Oatmeal Blueberry Muffins
Recipe from http://www.joythebaker.com/blog/archives/320
and modified by me

Makes 12-15 muffins

  • 1 1/4 cups whole wheat flour (I used quinoa flour, because I can't have to much gluten)
  • 1 1/4 cups oats
  • 1 tsp baking powder
  • 1/2 tsp baking soda
  • 1/4 tsp salt
  • 1/2 tsp cinnamon
  • 1 cup unsweetened applesauce (I used 2 cups)
  • 1/2 cup low-fat buttermilk (I used soy milk, because I can't have too much milk)
  • 1/2 cup firmly packed brown sugar (I skipped the sugar)
  • 2 tbsp canola oil
  • 1 large egg, lightly beaten
  • 3/4 cup blueberries (fresh or frozen) (I used 1 1/2 of unsweetened blueberries)
  • And I added 1 mushed up overripe banana. If you want you can use this instead of the egg if you're making these vegan.
  • And I added a splash of vanilla

Preheat oven to 375 degrees.

Line a 12 cup muffin tin with paper cases or spray with nonstick cooking spray. I simple greased and floured a muffin pan, saving the paper. (I just greased a nonstick muffin pan with canola oil)

In a large bowl combine flour, oats, baking powder, baking soda, salt and cinnamon. In a medium bowl combine applesauce, milk product, sugar (I omitted), oil, vanilla, egg and banana. Make a well in dry ingredients and add applesauce mixture. Stir until just moist. Fold in blueberries. Fill muffin cups 2/3 full.
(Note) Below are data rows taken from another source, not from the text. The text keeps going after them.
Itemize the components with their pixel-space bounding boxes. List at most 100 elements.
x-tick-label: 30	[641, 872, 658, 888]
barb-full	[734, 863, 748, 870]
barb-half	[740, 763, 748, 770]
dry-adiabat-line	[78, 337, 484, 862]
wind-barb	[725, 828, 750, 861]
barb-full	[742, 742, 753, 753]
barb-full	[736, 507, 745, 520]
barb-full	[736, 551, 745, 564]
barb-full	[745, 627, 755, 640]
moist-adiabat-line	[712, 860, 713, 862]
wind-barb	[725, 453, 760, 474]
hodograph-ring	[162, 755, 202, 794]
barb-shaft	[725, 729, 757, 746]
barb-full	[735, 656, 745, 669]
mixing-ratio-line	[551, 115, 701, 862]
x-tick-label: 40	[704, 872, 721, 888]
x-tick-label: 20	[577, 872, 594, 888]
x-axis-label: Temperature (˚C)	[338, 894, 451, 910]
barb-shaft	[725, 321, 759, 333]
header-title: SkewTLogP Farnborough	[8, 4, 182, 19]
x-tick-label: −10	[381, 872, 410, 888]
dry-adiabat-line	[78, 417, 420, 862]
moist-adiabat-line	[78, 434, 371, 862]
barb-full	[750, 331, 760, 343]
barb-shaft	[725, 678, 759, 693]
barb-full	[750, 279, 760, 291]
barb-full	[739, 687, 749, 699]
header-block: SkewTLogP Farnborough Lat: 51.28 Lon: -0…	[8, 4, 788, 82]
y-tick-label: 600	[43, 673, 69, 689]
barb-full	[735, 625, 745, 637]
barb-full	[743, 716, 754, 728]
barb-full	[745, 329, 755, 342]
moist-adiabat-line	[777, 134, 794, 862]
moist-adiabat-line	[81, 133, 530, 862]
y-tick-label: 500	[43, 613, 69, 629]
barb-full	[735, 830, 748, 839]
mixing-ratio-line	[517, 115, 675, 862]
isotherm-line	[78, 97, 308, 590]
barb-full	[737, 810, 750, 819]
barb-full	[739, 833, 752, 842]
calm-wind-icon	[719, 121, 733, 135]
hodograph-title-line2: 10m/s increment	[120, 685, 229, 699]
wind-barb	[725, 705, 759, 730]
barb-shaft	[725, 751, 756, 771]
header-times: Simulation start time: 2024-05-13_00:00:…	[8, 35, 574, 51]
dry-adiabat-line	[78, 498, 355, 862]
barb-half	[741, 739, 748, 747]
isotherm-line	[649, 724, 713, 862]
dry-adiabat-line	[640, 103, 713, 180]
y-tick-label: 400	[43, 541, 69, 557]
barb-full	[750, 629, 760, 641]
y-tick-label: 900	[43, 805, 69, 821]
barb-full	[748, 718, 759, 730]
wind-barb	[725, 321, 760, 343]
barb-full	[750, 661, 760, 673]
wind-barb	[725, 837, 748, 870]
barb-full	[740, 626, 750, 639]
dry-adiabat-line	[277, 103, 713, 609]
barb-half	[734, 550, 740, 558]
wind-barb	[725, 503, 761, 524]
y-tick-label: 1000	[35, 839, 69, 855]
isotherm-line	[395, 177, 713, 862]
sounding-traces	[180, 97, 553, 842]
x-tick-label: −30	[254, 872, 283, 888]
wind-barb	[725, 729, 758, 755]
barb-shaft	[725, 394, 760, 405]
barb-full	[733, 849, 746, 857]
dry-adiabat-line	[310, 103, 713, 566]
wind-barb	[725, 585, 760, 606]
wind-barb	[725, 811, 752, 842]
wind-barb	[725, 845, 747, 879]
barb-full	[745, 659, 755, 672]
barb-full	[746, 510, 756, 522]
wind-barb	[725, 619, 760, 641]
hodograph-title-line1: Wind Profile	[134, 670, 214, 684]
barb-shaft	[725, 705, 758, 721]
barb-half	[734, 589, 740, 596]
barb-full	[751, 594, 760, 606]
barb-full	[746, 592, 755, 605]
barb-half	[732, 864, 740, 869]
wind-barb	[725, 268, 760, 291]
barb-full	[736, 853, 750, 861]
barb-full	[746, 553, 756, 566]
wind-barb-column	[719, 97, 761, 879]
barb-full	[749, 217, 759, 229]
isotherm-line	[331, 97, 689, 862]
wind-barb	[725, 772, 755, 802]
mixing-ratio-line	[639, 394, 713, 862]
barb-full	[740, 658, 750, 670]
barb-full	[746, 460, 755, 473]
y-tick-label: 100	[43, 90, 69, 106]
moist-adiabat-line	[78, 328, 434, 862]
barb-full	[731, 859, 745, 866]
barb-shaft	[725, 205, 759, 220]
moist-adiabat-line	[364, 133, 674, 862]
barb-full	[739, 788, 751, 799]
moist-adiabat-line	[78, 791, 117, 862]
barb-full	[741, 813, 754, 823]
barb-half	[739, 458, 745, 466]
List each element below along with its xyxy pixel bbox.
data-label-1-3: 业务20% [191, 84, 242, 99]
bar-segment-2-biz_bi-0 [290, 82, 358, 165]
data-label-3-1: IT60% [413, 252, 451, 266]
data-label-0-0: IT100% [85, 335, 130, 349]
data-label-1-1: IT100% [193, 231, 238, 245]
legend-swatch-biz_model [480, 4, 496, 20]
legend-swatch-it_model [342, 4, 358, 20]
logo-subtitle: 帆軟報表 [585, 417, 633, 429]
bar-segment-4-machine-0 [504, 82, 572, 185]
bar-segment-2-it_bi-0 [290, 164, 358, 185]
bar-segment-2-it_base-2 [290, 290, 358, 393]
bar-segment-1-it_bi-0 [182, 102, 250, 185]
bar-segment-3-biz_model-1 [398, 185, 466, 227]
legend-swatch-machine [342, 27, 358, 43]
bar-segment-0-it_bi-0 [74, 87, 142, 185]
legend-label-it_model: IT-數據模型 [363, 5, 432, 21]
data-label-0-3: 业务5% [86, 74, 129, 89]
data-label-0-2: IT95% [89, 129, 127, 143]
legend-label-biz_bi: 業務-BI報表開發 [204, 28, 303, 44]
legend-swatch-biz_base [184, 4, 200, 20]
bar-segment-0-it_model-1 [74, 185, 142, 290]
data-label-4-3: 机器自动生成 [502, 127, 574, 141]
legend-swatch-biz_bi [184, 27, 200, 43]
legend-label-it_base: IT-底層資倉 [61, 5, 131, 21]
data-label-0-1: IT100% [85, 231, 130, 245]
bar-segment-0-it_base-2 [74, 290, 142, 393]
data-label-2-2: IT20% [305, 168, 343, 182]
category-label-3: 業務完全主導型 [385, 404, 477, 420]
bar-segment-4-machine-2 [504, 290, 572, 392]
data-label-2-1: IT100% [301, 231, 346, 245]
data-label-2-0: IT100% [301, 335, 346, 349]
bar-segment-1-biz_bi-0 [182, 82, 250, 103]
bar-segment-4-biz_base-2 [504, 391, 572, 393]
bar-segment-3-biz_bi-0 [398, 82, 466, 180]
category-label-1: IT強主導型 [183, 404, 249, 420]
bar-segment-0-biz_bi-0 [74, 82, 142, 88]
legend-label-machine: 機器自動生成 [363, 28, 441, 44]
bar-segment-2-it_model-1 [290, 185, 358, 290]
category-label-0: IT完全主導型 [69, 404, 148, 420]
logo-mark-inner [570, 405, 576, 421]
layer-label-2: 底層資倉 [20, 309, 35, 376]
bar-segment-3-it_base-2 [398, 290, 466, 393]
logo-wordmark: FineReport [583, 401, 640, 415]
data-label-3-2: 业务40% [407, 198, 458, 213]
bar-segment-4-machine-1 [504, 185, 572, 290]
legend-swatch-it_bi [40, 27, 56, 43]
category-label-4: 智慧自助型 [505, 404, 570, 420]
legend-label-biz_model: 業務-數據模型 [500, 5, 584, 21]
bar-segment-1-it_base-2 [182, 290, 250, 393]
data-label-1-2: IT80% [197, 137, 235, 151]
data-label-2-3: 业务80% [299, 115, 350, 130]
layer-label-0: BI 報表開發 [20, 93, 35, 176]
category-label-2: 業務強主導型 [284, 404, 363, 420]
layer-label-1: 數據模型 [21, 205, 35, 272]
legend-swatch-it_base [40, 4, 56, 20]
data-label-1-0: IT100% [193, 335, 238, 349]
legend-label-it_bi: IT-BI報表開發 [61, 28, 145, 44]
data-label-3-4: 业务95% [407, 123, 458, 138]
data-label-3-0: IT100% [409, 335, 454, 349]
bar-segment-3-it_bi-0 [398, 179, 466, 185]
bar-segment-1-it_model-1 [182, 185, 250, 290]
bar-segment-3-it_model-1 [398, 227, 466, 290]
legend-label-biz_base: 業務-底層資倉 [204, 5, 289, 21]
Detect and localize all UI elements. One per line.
Bake for 16-18 minutes. (I ended up having to make mine for about 21 minutes or so)

Sunday, March 1, 2009

I love anything apple

So lately I've been addicted to reading other people's cooking and baking blogs. I seriously can't get enough and I really can't wait to make some of the delicious recipes I've found. Here's a recipe that I have taken in it's original form from http://orangette.blogspot.com/. I literally copied and pasted the entire thing so I can't take any credit other then I found it and am sharing it with you. I'm planning on making this in the next 2 weeks and am planning to have people over so I can share it's tasty goodness with my friends. If you get the chance to make it before I do then please let me know how it turns out.

Ps. I really do love anything apple. It's a great way to my heart.




Apple Tart Cake
Adapted from Judy Amster’s friend and borrowed post from http://orangette.blogspot.com/

"For this cake, it is particularly important that your oven temperature is accurate. If it runs too hot, the base of the cake could burn before the apples are fully cooked, and the topping, too, could burn before it has time to set.
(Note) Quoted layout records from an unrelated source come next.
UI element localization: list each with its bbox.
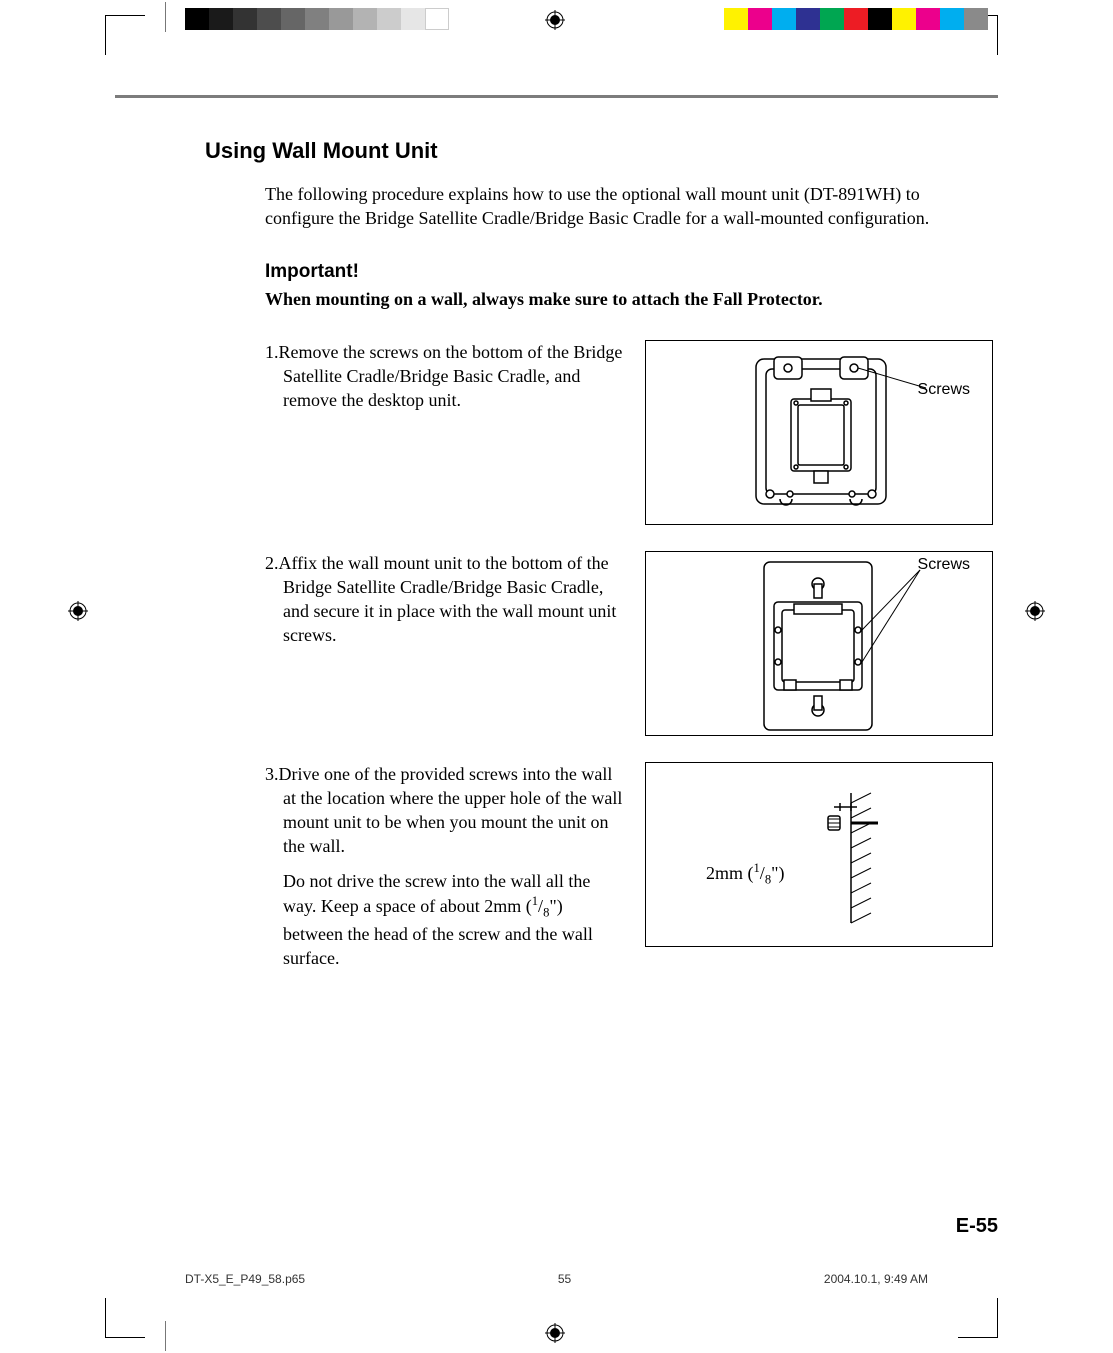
registration-mark-bottom [545, 1323, 565, 1343]
step-3-figure: 2mm (1/8") [645, 762, 993, 947]
step-2: 2.Affix the wall mount unit to the botto… [265, 551, 993, 736]
header-rule [115, 95, 998, 98]
figure-2-label: Screws [918, 556, 970, 574]
crop-mark-bl [105, 1298, 145, 1338]
figure-1-svg [646, 341, 992, 524]
step-3: 3.Drive one of the provided screws into … [265, 762, 993, 981]
top-crop-area [0, 0, 1113, 55]
step-1-text: 1.Remove the screws on the bottom of the… [265, 340, 627, 423]
imprint-page: 55 [558, 1272, 571, 1286]
bottom-crop-area [0, 1298, 1113, 1353]
important-text: When mounting on a wall, always make sur… [265, 289, 993, 310]
step-3-body: Drive one of the provided screws into th… [279, 764, 623, 857]
vline-bot [165, 1321, 166, 1351]
color-calibration-bar [724, 8, 988, 30]
figure-2-svg [646, 552, 992, 735]
footer-imprint: DT-X5_E_P49_58.p65 55 2004.10.1, 9:49 AM [115, 1272, 998, 1286]
figure-3-caption: 2mm (1/8") [706, 861, 784, 888]
page-number: E-55 [956, 1215, 998, 1238]
registration-mark-right [1025, 601, 1045, 621]
step-2-body: Affix the wall mount unit to the bottom … [279, 553, 617, 646]
step-2-text: 2.Affix the wall mount unit to the botto… [265, 551, 627, 658]
step-3-num: 3. [265, 764, 279, 784]
figure-3-svg [646, 763, 992, 946]
step-1-num: 1. [265, 342, 279, 362]
imprint-datetime: 2004.10.1, 9:49 AM [824, 1272, 928, 1286]
step-3-text: 3.Drive one of the provided screws into … [265, 762, 627, 981]
step-2-num: 2. [265, 553, 279, 573]
step-3-body-2: Do not drive the screw into the wall all… [265, 869, 627, 970]
step-1: 1.Remove the screws on the bottom of the… [265, 340, 993, 525]
registration-mark-left [68, 601, 88, 621]
imprint-file: DT-X5_E_P49_58.p65 [185, 1272, 305, 1286]
vline-top [165, 2, 166, 32]
intro-paragraph: The following procedure explains how to … [265, 182, 993, 231]
crop-mark-tl [105, 15, 145, 55]
registration-mark-top [545, 10, 565, 30]
gray-calibration-bar [185, 8, 449, 30]
step-2-figure: Screws [645, 551, 993, 736]
crop-mark-br [958, 1298, 998, 1338]
section-title: Using Wall Mount Unit [205, 138, 993, 164]
step-1-body: Remove the screws on the bottom of the B… [279, 342, 623, 411]
figure-1-label: Screws [918, 381, 970, 399]
step-1-figure: Screws [645, 340, 993, 525]
page-frame: Using Wall Mount Unit The following proc… [115, 95, 998, 1298]
important-label: Important! [265, 261, 993, 283]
Also, if your apples aren’t terribly tart, you might consider reducing the sugar in the base a little bit, down from 1 cup to maybe, say, ¾ cup.

1 cup granulated sugar
1 cup all-purpose flour
1 tsp. baking powder
5 Tbsp. cold unsalted butter, cut into a few pieces
1 tsp. vanilla extract
1 large egg, lightly beaten
3 large Granny Smith apples, peeled, cored, and sliced very thinly

For topping:
3 Tbsp. granulated sugar
3 Tbsp. unsalted butter, melted and cooled slightly
1 tsp. ground cinnamon
1 large egg

Preheat oven to 350°. Butter and flour a 9-inch springform pan.
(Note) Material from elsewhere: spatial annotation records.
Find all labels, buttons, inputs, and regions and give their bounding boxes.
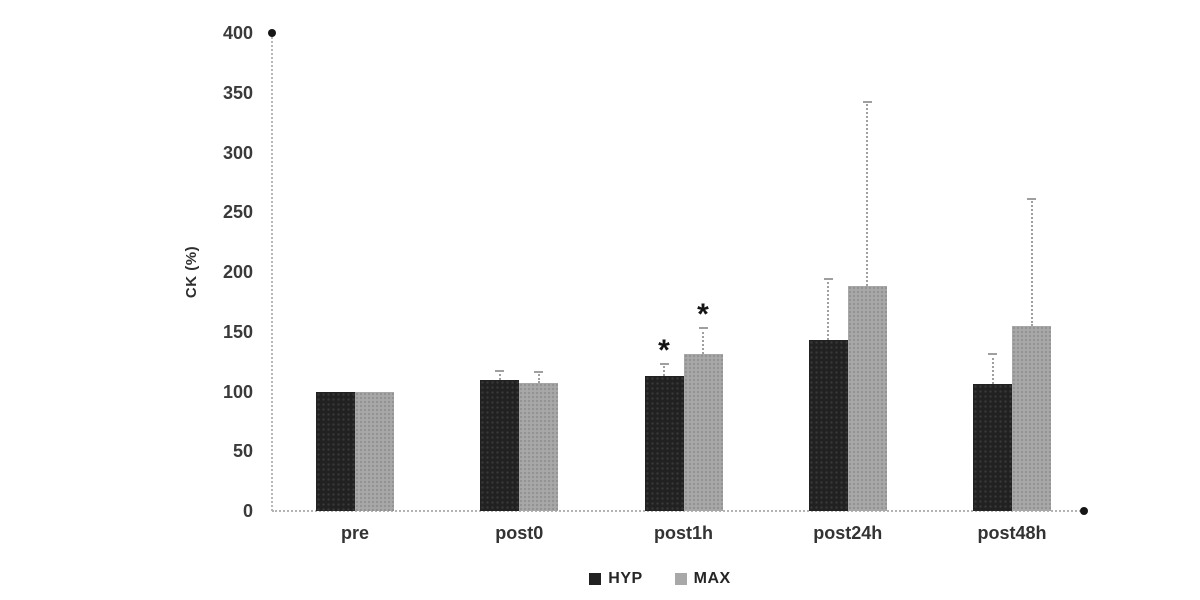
y-tick-label: 300 [222,142,253,163]
bar-hyp-pre [316,391,355,511]
x-axis-label-post0: post0 [495,523,544,543]
y-tick-label: 100 [222,381,253,402]
y-tick-label: 200 [222,262,253,282]
error-bar [663,362,665,376]
y-axis-line [271,33,273,511]
error-bar [991,353,994,385]
error-bar [702,326,704,355]
x-axis-label-pre: pre [340,523,369,543]
legend-item-max: MAX [674,570,731,588]
y-tick-label: 150 [222,321,253,342]
error-bar [1030,197,1033,326]
error-bar-cap [495,369,505,372]
bar-hyp-post24h [808,340,848,511]
legend-label-max: MAX [693,570,731,587]
error-bar-cap [1027,197,1036,200]
bar-hyp-post1h [644,375,684,511]
bar-hyp-post0 [480,379,520,511]
legend-swatch-hyp [589,573,602,585]
error-bar-cap [862,101,872,104]
legend: HYP MAX [510,566,810,592]
bar-hyp-post48h [973,384,1012,511]
x-axis-label-post1h: post1h [653,523,713,543]
error-bar-cap [659,362,669,365]
error-bar [537,371,540,384]
x-axis-label-post24h: post24h [813,523,883,543]
y-tick-label: 0 [242,501,253,521]
error-bar-cap [823,277,833,280]
legend-label-hyp: HYP [608,570,643,587]
error-bar [827,277,830,341]
bar-max-post48h [1012,325,1051,511]
legend-swatch-max [674,573,687,585]
y-tick-label: 400 [222,23,253,43]
error-bar-cap [988,353,997,356]
error-bar [498,369,501,380]
bar-max-pre [355,391,394,511]
x-axis-end-marker [1080,507,1088,515]
x-axis-line [272,510,1084,512]
x-axis-label-post48h: post48h [977,523,1047,543]
y-tick-label: 250 [222,202,253,223]
y-tick-label: 350 [222,82,253,103]
error-bar-cap [698,326,708,329]
bar-max-post0 [519,383,559,511]
error-bar [866,101,869,287]
y-axis-end-marker [268,29,276,37]
significance-marker: * [658,333,670,367]
bar-max-post24h [847,286,887,511]
error-bar-cap [534,371,544,374]
legend-item-hyp: HYP [589,570,642,588]
significance-marker: * [697,297,709,331]
bar-max-post1h [683,354,723,511]
y-tick-label: 50 [232,441,253,462]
In the bowl of a food processor fitted with the steel blade attachment, combine the sugar, flour, and baking powder. Pulse to mix. Add the butter, and pulse until no large lumps remain. Add the vanilla and the egg, and blend well, until it resembles cornmeal. Dump it into the prepared springform pan. Nudge it around with your fingertips to distribute it evenly, and then gently press it along the bottom of the pan. You’re not trying to really tamp it down; you just want to compact it a little. At the edges, let it curve up ever so slightly, like a tart shell with a very low, subtle rim. Arrange the apple slices over the base in a tight circular pattern. It may seem as though you have too many apple slices to fit, but keep going. Really squeeze them in. Slide the pan into the oven, and bake for 45 minutes.

Meanwhile, make the topping. Combine the ingredients in a small bowl, and whisk to blend well. After the cake has baked for 45 minutes, remove it from the oven, and spoon the topping evenly over it. Bake for another 25 minutes or so, until the topping looks set. Transfer the pan to a wire rack, and cool for 20 minutes. Then run a thin knife around the edge to release any areas that may have stuck, and remove the sides of the pan. Cool completely before serving."